If unconvinced, I hope at least I’ve reached another reader of this thread coming from Matlab. Best of luck-

5 Likes

Hey @mbauman, while hot on the grill maybe you could teach me as a user what I should consider trade-off (if any) between using [i] and i:i. Trivial, yeah.

It occurs to me i:i may consume double the itty bitty space and not even iterate any more efficiently. I don’t know. But I assume they should interact identically with other ranges and functions of vectors, etc, or at least aspirationally. Otherwise just style? I can see [i] might look less readable when inside square brackets itself, as is often the case, but OTOH [i] is appealing in not violating the Don’t Repeat Yourself principle, as in [really_long_name___or_worse___expression].
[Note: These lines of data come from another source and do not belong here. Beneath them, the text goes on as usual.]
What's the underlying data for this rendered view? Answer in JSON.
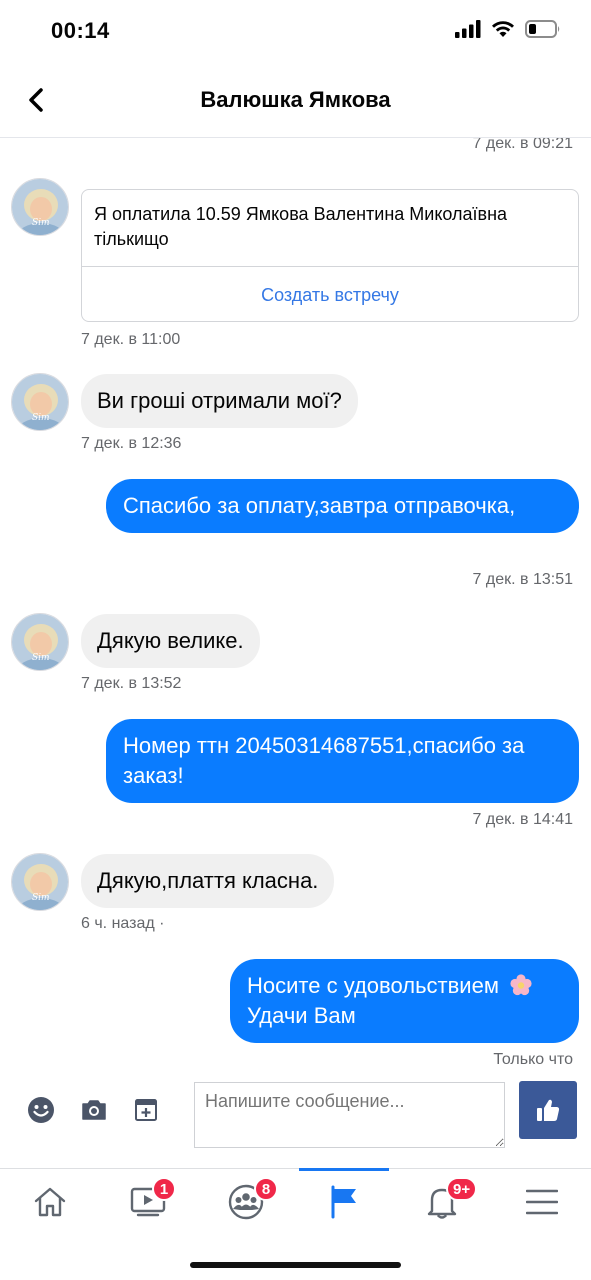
{
  "status": {
    "time": "00:14"
  },
  "header": {
    "title": "Валюшка Ямкова"
  },
  "card": {
    "text": "Я оплатила 10.59 Ямкова Валентина Миколаївна тількищо",
    "action": "Создать встречу"
  },
  "timestamps": {
    "t0": "7 дек. в 09:21",
    "t1": "7 дек. в 11:00",
    "t2": "7 дек. в 12:36",
    "t3": "7 дек. в 13:51",
    "t4": "7 дек. в 13:52",
    "t5": "7 дек. в 14:41",
    "t6": "6 ч. назад ·",
    "t7": "Только что"
  },
  "messages": {
    "m1": "Ви гроші отримали мої?",
    "m2": "Спасибо за оплату,завтра отправочка,",
    "m3": "Дякую велике.",
    "m4": "Номер ттн 20450314687551,спасибо за заказ!",
    "m5": "Дякую,плаття класна.",
    "m6_line1": "Носите с удовольствием",
    "m6_line2": "Удачи Вам"
  },
  "composer": {
    "placeholder": "Напишите сообщение..."
  },
  "tabs": {
    "video_badge": "1",
    "groups_badge": "8",
    "notifications_badge": "9+"
  },
  "colors": {
    "outgoing": "#0a7cff",
    "incoming": "#f0f0f0",
    "like": "#3b5998",
    "badge": "#f02849"
  }
}
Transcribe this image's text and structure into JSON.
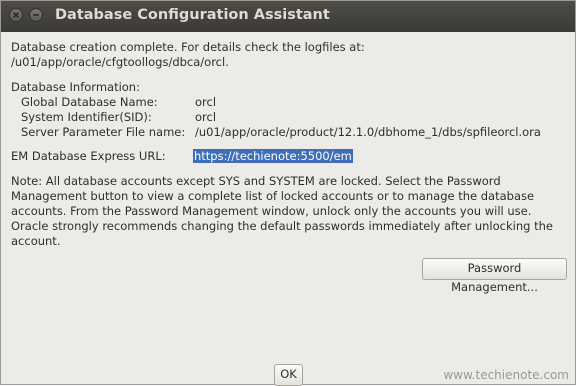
{
  "window": {
    "title": "Database Configuration Assistant"
  },
  "message": {
    "line1": "Database creation complete. For details check the logfiles at:",
    "line2": " /u01/app/oracle/cfgtoollogs/dbca/orcl."
  },
  "db_info": {
    "heading": "Database Information:",
    "rows": [
      {
        "label": "Global Database Name:",
        "value": "orcl"
      },
      {
        "label": "System Identifier(SID):",
        "value": "orcl"
      },
      {
        "label": "Server Parameter File name:",
        "value": "/u01/app/oracle/product/12.1.0/dbhome_1/dbs/spfileorcl.ora"
      }
    ]
  },
  "em": {
    "label": "EM Database Express URL:",
    "url": "https://techienote:5500/em"
  },
  "note": {
    "lines": [
      "Note: All database accounts except SYS and SYSTEM are locked. Select the Password",
      "Management button to view a complete list of locked accounts or to manage the database",
      "accounts. From the Password Management window, unlock only the accounts you will use.",
      "Oracle strongly recommends changing the default passwords immediately after unlocking the",
      "account."
    ]
  },
  "buttons": {
    "password_management": "Password Management...",
    "ok": "OK"
  },
  "watermark": "www.techienote.com"
}
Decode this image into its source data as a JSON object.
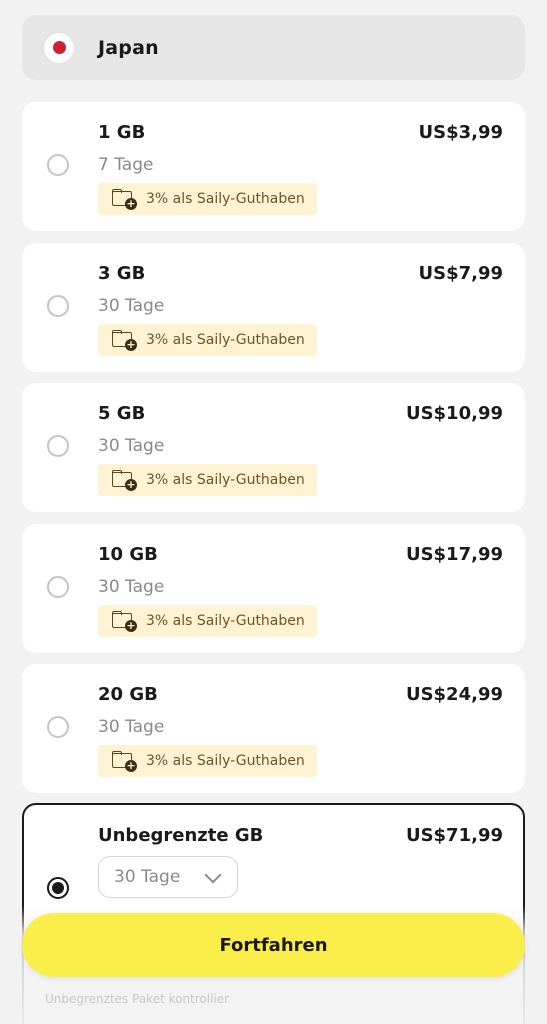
{
  "country": {
    "name": "Japan",
    "flag_color": "#d0212e"
  },
  "plans": [
    {
      "gb": "1 GB",
      "price": "US$3,99",
      "days": "7 Tage",
      "badge": "3% als Saily-Guthaben"
    },
    {
      "gb": "3 GB",
      "price": "US$7,99",
      "days": "30 Tage",
      "badge": "3% als Saily-Guthaben"
    },
    {
      "gb": "5 GB",
      "price": "US$10,99",
      "days": "30 Tage",
      "badge": "3% als Saily-Guthaben"
    },
    {
      "gb": "10 GB",
      "price": "US$17,99",
      "days": "30 Tage",
      "badge": "3% als Saily-Guthaben"
    },
    {
      "gb": "20 GB",
      "price": "US$24,99",
      "days": "30 Tage",
      "badge": "3% als Saily-Guthaben"
    }
  ],
  "selected_plan": {
    "gb": "Unbegrenzte GB",
    "price": "US$71,99",
    "duration_value": "30 Tage",
    "hint": "Unbegrenztes Paket kontrollier"
  },
  "cta": {
    "label": "Fortfahren",
    "color": "#faee4a"
  }
}
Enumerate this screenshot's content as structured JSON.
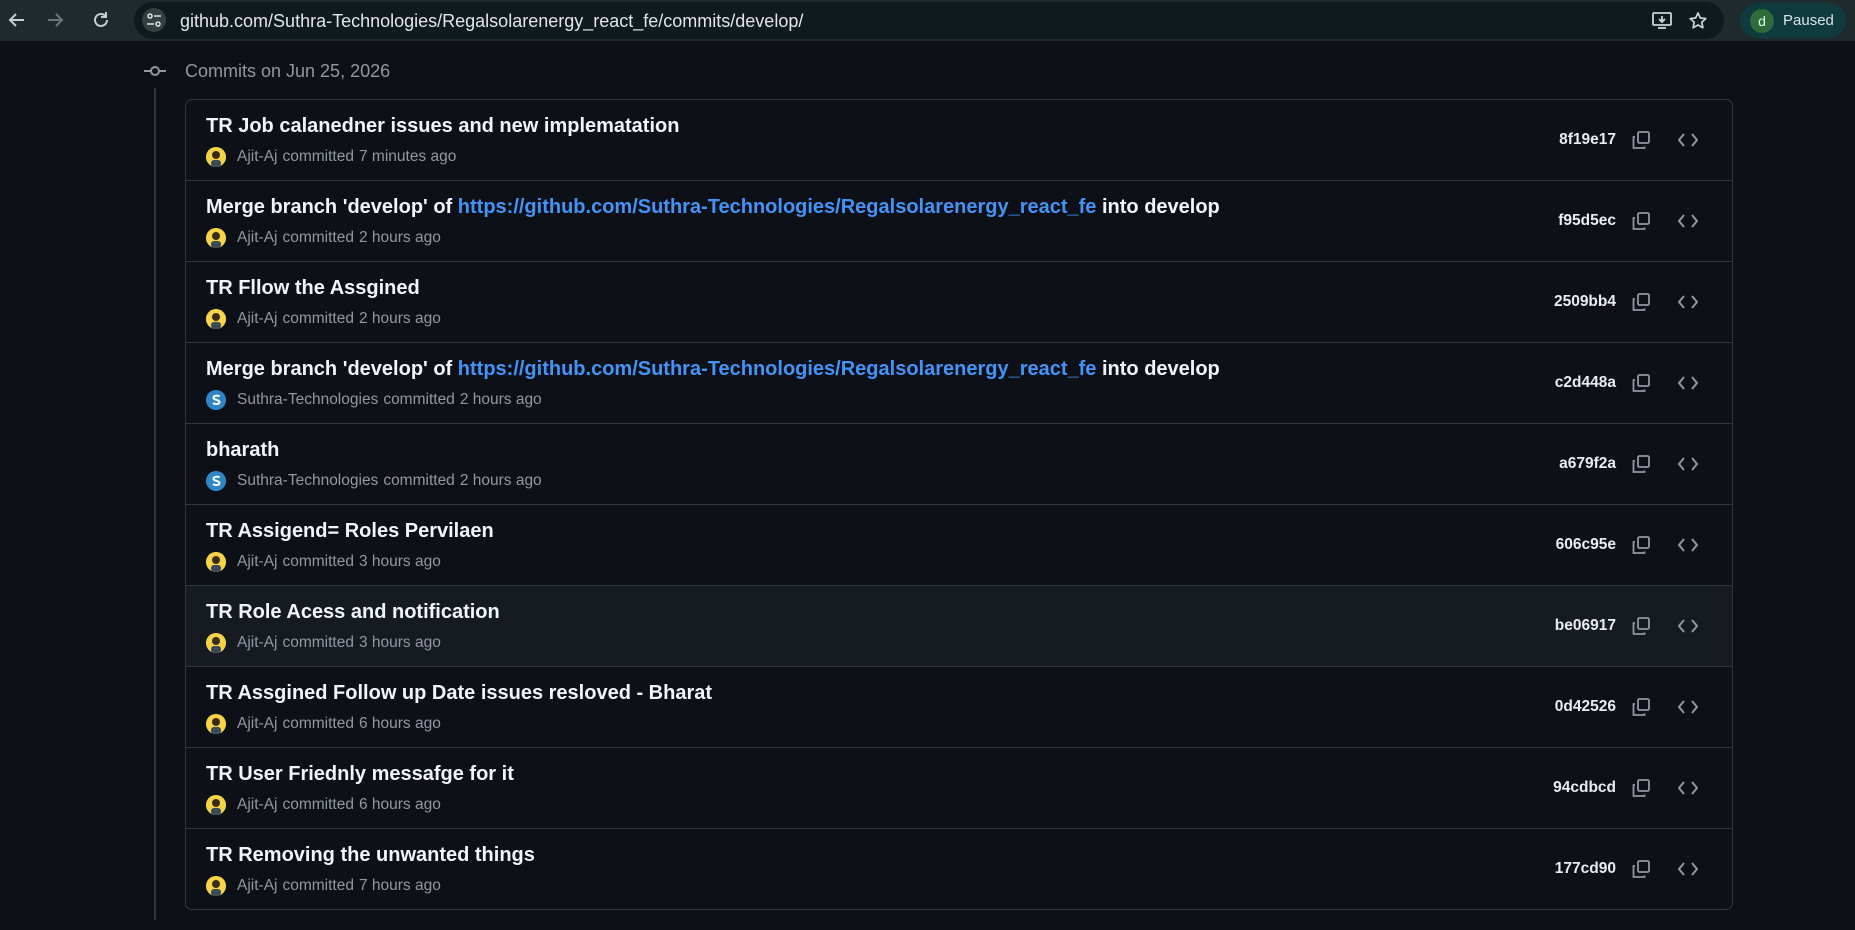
{
  "browser": {
    "url": "github.com/Suthra-Technologies/Regalsolarenergy_react_fe/commits/develop/",
    "profile_initial": "d",
    "profile_status": "Paused"
  },
  "header": {
    "date_label": "Commits on Jun 25, 2026"
  },
  "commits": [
    {
      "title": "TR Job calanedner issues and new implematation",
      "author": "Ajit-Aj",
      "avatar": "ajit-avatar",
      "verb": "committed",
      "time": "7 minutes ago",
      "sha": "8f19e17"
    },
    {
      "title_prefix": "Merge branch 'develop' of ",
      "title_link": "https://github.com/Suthra-Technologies/Regalsolarenergy_react_fe",
      "title_suffix": " into develop",
      "author": "Ajit-Aj",
      "avatar": "ajit-avatar",
      "verb": "committed",
      "time": "2 hours ago",
      "sha": "f95d5ec"
    },
    {
      "title": "TR Fllow the Assgined",
      "author": "Ajit-Aj",
      "avatar": "ajit-avatar",
      "verb": "committed",
      "time": "2 hours ago",
      "sha": "2509bb4"
    },
    {
      "title_prefix": "Merge branch 'develop' of ",
      "title_link": "https://github.com/Suthra-Technologies/Regalsolarenergy_react_fe",
      "title_suffix": " into develop",
      "author": "Suthra-Technologies",
      "avatar": "suthra-avatar",
      "verb": "committed",
      "time": "2 hours ago",
      "sha": "c2d448a"
    },
    {
      "title": "bharath",
      "author": "Suthra-Technologies",
      "avatar": "suthra-avatar",
      "verb": "committed",
      "time": "2 hours ago",
      "sha": "a679f2a"
    },
    {
      "title": "TR Assigend= Roles Pervilaen",
      "author": "Ajit-Aj",
      "avatar": "ajit-avatar",
      "verb": "committed",
      "time": "3 hours ago",
      "sha": "606c95e"
    },
    {
      "title": "TR Role Acess and notification",
      "author": "Ajit-Aj",
      "avatar": "ajit-avatar",
      "verb": "committed",
      "time": "3 hours ago",
      "sha": "be06917"
    },
    {
      "title": "TR Assgined Follow up Date issues resloved - Bharat",
      "author": "Ajit-Aj",
      "avatar": "ajit-avatar",
      "verb": "committed",
      "time": "6 hours ago",
      "sha": "0d42526"
    },
    {
      "title": "TR User Friednly messafge for it",
      "author": "Ajit-Aj",
      "avatar": "ajit-avatar",
      "verb": "committed",
      "time": "6 hours ago",
      "sha": "94cdbcd"
    },
    {
      "title": "TR Removing the unwanted things",
      "author": "Ajit-Aj",
      "avatar": "ajit-avatar",
      "verb": "committed",
      "time": "7 hours ago",
      "sha": "177cd90"
    }
  ],
  "icons": {
    "back": "back-arrow-icon",
    "forward": "forward-arrow-icon",
    "reload": "reload-icon",
    "site_info": "site-info-icon",
    "install": "install-app-icon",
    "bookmark": "bookmark-star-icon",
    "commit": "git-commit-icon",
    "copy": "copy-icon",
    "browse": "code-brackets-icon"
  },
  "colors": {
    "background": "#0d1117",
    "border": "#30363d",
    "link": "#4493f8",
    "muted": "#9198a1",
    "title": "#f0f6fc"
  }
}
I’m also striving out of curiosity to understand what you meant by

The biggest distinction between [i] (a Vector) and i:i (a UnitRange) is simply that the Vector is mutable. This has huge implications in both how it behaves and the sorts of optimizations Julia can easily perform. As an example, writing [1] in two separate places will create two separate Vectors because they might change!

julia> A = [1]; B = [1];

julia> A == B
true

julia> A === B
false

julia> push!(A, 2)
2-element Array{Int64,1}:
 1
 2

julia> A == B
false

Every time you create a Vector, Julia needs to be prepared for its value and/or its length to possibly change. More succinctly, every Vector you create has a unique identity. UnitRanges, on the other hand, are immutable. They cannot change their values, so there’s no behavior at all that Julia needs to track. In fact, Julia cannot possibly tell the difference between two separate creations of 1:1. It is entirely defined by the value of its two endpoints.

So, ironically, while it “feels” like 1:1 should take up twice as much space as [1], it actually ends up taking no space at all in many common situations as Julia doesn’t even need to construct it in the first place. Further, the Vector has a header that it uses to track the array’s length and such. And so you end up seeing something like this in practice:

julia> @allocated [1]
96

julia> @allocated 1:1
0

I think x:x that is the most succinct way of currently writing an immutable one-vector, but you’re right it’s not DRY at all. In the future Julia might get smarter about identifying uses of array literals that happen to not need the mutable behaviors and thus give them the same performance, but that’s a harder thing to identify than when it’s promised up front.

6 Likes

Ah yes, I again overlooked the key mutability aspect. I was especially entertaining examples where the [i] is used without explicitly storing, e.g. mat1[[1],:]*mat2[:,[2]], so it’s interesting to hear mutability then too has a strong overhead.

Yes, in terms of DRY I’m myself tempted to write range(i, length=1) instead of i:i when they arise, or of course range(an_expression, length=1) instead of i:i preceded by i=an_expression. Perhaps an infix will someday arise for range(i, length=n) since it may be argued to be as natural as i:j. (And in that case, spelled-out range usages call that infix as they do (:), which would seem to result in a low overhead infix operator.)

Julia getting “smart” about array literals sounds like Matlab; and I don’t mean that flatteringly…

If you use these constructs often, nothing prevents you from defining a function as a shorthand. Eg

range_from(i, n) = range(i; length = n)

or similar, or

singleton_range(i) = i:i

You can of course use a short function name, or possibly Unicode symbols, to make these succinct.

I don’t understand what you mean here; the only array literals I see mentioned in this topic are [] for constructing vectors — nothing special is going on there.

1 Like